According to some researchers who have gone back and looked at the evidence, the attackers appear to have used the pseudonym “Jia Tan” to hint at changes to xz Utils going back to 2022. (Many open source software projects have a hierarchical structure. Developers propose changes to the program's code, and then experienced developers called “maintainers” must review and approve the changes.) .)
The attacker, who used the name Jia Tan, slowly gained the trust of other xz Utils developers over several years, gaining more control over the project and eventually becoming its maintainer, before finally signing off earlier this year. It appears that they have inserted code with a hidden backdoor. (A new compromised version of the code was released but was not yet widely used.)
Freund declined to speculate on who was behind the attack. But whoever it was, he said, was sophisticated enough to try to cover its tracks, including by adding code that made the backdoor harder to discover.
“It was very mysterious,” he said. “They obviously went to great lengths to hide what they were doing.”

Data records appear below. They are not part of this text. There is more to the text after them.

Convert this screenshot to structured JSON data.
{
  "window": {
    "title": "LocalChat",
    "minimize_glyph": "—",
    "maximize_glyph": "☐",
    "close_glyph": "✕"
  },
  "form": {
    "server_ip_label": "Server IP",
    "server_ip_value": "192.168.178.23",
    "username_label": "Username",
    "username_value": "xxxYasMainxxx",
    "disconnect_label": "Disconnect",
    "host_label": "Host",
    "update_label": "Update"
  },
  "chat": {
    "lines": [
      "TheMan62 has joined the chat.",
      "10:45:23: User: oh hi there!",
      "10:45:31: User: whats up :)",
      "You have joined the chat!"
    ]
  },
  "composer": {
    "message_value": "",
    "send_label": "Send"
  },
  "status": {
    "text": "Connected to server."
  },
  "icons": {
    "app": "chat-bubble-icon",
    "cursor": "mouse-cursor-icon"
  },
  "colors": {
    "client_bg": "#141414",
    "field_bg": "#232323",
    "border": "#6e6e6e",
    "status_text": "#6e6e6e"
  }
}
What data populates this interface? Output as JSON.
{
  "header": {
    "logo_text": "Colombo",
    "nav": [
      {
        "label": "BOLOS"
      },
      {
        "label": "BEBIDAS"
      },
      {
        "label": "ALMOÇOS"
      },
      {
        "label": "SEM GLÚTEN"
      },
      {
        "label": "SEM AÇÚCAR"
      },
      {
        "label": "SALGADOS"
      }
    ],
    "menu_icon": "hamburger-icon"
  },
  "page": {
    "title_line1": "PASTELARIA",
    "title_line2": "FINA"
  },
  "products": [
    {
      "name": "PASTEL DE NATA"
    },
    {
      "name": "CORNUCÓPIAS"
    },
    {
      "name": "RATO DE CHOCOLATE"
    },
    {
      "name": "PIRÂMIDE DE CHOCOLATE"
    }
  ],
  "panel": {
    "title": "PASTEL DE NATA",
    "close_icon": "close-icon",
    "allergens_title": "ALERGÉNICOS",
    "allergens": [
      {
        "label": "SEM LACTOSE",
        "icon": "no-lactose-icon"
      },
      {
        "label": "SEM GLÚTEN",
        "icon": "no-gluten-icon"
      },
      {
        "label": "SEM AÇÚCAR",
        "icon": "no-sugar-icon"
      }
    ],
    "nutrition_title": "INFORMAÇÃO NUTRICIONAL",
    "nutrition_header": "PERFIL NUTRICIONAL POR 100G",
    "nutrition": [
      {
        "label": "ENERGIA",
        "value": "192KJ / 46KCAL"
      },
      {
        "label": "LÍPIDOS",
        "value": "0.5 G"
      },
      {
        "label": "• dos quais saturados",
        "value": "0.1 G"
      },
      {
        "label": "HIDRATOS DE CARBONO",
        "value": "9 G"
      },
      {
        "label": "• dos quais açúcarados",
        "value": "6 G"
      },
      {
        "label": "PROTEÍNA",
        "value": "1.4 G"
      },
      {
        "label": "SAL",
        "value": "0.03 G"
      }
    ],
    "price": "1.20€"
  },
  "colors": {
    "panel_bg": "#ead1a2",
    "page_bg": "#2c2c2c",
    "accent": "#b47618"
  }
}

Freund said that since his findings were made public, he has been assisting teams in trying to reverse engineer the attack and identify the perpetrators. But he's too busy to rest on his laurels. The next version of his PostgreSQL software, the database he is working on, is scheduled to be released later this year, and he is trying to make some last-minute changes before the deadline.
“There really isn’t time to go out for celebratory drinks,” he said.